In order to improve medical treatment of ischemic injury such as myocardial infarction, it is important to elucidate hypoxia-induced changes to endothelial cells. An in vitro blood vessel model, in which HUVECs are stimulated to form a network of capillary-like tubes, was used to analyze hypoxia-induced morphological and biochemical changes. When exposed to hypoxia, the network of capillary tubes broke down into small clusters. This tube breakdown was accompanied by chromatin condensation and cell nuclear fragmentation, morphological markers of apoptosis, and activation of two apoptotic signals, caspase-3 and p38. We investigated what roles caspase cascade and p38 play in hypoxia-induced apoptosis and tube breakdown by using zVAD-fmk and SB203580, specific inhibitors of these two apoptotic signals, respectively. Chromatin condensation and cell nuclear fragmentation and tube breakdown were effectively inhibited by SB203580, but not by zVAD-fmk. SB203580 caused dephosphorylation of p38, which indicates that p38 was autophosphorylated. Inhibition by zVAD-fmk caused slight MW increase in p17 and emergence of p19, which indicates that the inhibitor caused partial processing of caspase-3. Inhibition of p38 suppressed activation of caspase-3 but not vice versa. In addition, these two inhibitors were shown to differentially inhibit cleavage of so-called caspase substrates. SB203580 inhibited cleavage of PARP and lamin A/C, while zVAD-fmk inhibited cleavage of lamin A/C but not that of PARP. Taken together, these results show that p38 is located upstream of caspase cascade and that, although caspase-3 is activated, a p38-regulated caspase-independent pathway is crucial for the execution of hypoxia-induced apoptosis and tube breakdown.
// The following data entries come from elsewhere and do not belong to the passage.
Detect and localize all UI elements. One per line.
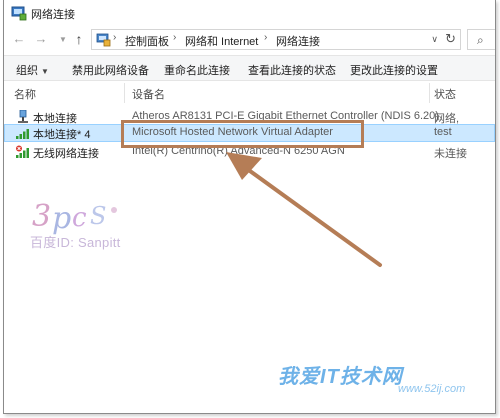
- command-bar: 组织 ▼ 禁用此网络设备 重命名此连接 查看此连接的状态 更改此连接的设置: [4, 55, 495, 81]
- search-icon: ⌕: [477, 33, 484, 47]
- annotation-highlight-box: [121, 120, 364, 148]
- rename-connection-button[interactable]: 重命名此连接: [164, 62, 230, 78]
- control-panel-icon: [96, 33, 111, 47]
- wireless-signal-icon: [16, 145, 29, 158]
- svg-text:p: p: [52, 201, 71, 236]
- ethernet-adapter-icon: [18, 110, 28, 123]
- chevron-down-icon: ▼: [41, 67, 49, 76]
- organize-button[interactable]: 组织 ▼: [16, 62, 49, 78]
- window-title: 网络连接: [31, 9, 75, 21]
- breadcrumb-network-internet[interactable]: 网络和 Internet: [185, 33, 258, 49]
- column-header-device[interactable]: 设备名: [132, 86, 165, 102]
- breadcrumb-control-panel[interactable]: 控制面板: [125, 33, 169, 49]
- svg-text:3: 3: [32, 199, 51, 234]
- search-box[interactable]: ⌕: [467, 29, 495, 50]
- address-bar[interactable]: › 控制面板 › 网络和 Internet › 网络连接 ∨ ↻: [91, 29, 461, 50]
- column-divider[interactable]: [429, 83, 430, 103]
- svg-text:S: S: [90, 202, 106, 230]
- column-divider[interactable]: [124, 83, 125, 103]
- address-dropdown-icon[interactable]: ∨: [431, 34, 438, 45]
- breadcrumb-separator-icon[interactable]: ›: [264, 32, 267, 43]
- breadcrumb-separator-icon[interactable]: ›: [113, 32, 116, 43]
- refresh-icon[interactable]: ↻: [445, 31, 456, 47]
- up-arrow-icon[interactable]: ↑: [71, 31, 87, 47]
- back-arrow-icon[interactable]: ←: [11, 31, 27, 47]
- connection-status: 未连接: [434, 148, 467, 160]
- connection-name: 无线网络连接: [33, 148, 99, 160]
- organize-label: 组织: [16, 65, 38, 77]
- connection-name: 本地连接* 4: [33, 129, 91, 141]
- recent-locations-chevron-icon[interactable]: ▼: [55, 32, 71, 48]
- column-header-row: 名称 设备名 状态: [4, 83, 495, 103]
- site-url-watermark: www.52ij.com: [398, 383, 466, 395]
- change-settings-button[interactable]: 更改此连接的设置: [350, 62, 438, 78]
- site-watermark: 我爱IT技术网: [278, 366, 403, 388]
- wireless-signal-icon: [16, 129, 29, 139]
- baidu-id-watermark: 百度ID: Sanpitt: [30, 235, 121, 250]
- connection-status: test: [434, 126, 452, 138]
- column-header-name[interactable]: 名称: [14, 86, 36, 102]
- network-connections-icon: [11, 6, 27, 21]
- navigation-bar: ← → ▼ ↑ › 控制面板 › 网络和 Internet › 网络连接 ∨ ↻…: [4, 27, 495, 53]
- breadcrumb-network-connections[interactable]: 网络连接: [276, 33, 320, 49]
- svg-text:c: c: [72, 203, 87, 233]
- column-header-status[interactable]: 状态: [434, 86, 456, 102]
- title-bar: 网络连接: [4, 0, 495, 26]
- breadcrumb-separator-icon[interactable]: ›: [173, 32, 176, 43]
- view-status-button[interactable]: 查看此连接的状态: [248, 62, 336, 78]
- explorer-window: 网络连接 ← → ▼ ↑ › 控制面板 › 网络和 Internet › 网络连…: [3, 0, 496, 414]
- disable-device-button[interactable]: 禁用此网络设备: [72, 62, 149, 78]
- forward-arrow-icon[interactable]: →: [33, 31, 49, 47]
Hypoxia induces apoptosis of HUVECs in an in vitro capillary model by activating proapoptotic signal p38 through suppression of ERK1/2.

We recently reported that hypoxia induces chromatin condensation and cell nuclear fragmentation, morphological markers of apoptosis, to tube-forming HUVECs in an in vitro blood vessel model by activating p38 MAPK. In this report, we further examined what role p38 plays and how it is activated during hypoxia-induced apoptosis. First, in order to confirm that p38 can indeed induce apoptosis, the cells were treated with anisomycin, a p38 activator, during normoxia. The activator treatment induced apoptosis and activation of p38 and caspase-3 in a very short time, which indicated that p38 activation alone was sufficient to trigger apoptosis in tube-forming HUVECs. We then observed hypoxia-induced changes in intracellular signals, ERK1/2 and Akt. ERK1/2 inactivation was shown to occur prior to p38 activation and caspase-3 cleavage during hypoxia. On the other hand, anisomycin had no inhibitory effect on ERK1/2 activation during normoxia. It was also shown that the amount of Akt protein slightly decreased by either hypoxia or anisomycin treatment. We then investigated how these two survival signals, ERK1/2 and Akt, are involved in p38 activation by using MEK inhibitor U0126 and PI3K inhibitor LY294002. When tube-forming HUVECs were treated with U0126 or LY294002 during normoxia, the two inhibitors were able to induce apoptosis and activation of p38 and caspase-3 in a relatively short time. U0126 was able to inhibit ERK1/2 activation, but had almost no effect on Akt activation. In contrast, LY294002 was able to inhibit Akt activation, but had very little effect on ERK1/2 activation. These results indicate that ERK1/2 inactivation, rather than Akt decrease, is responsible for hypoxia-induced p38 activation. Taken together, our results strongly suggest that hypoxia-induced apoptosis is regulated through signal transduction in which inactivation of ERK1/2 leads to activation of p38, which then triggers caspase cascade as an execution mechanism of apoptosis.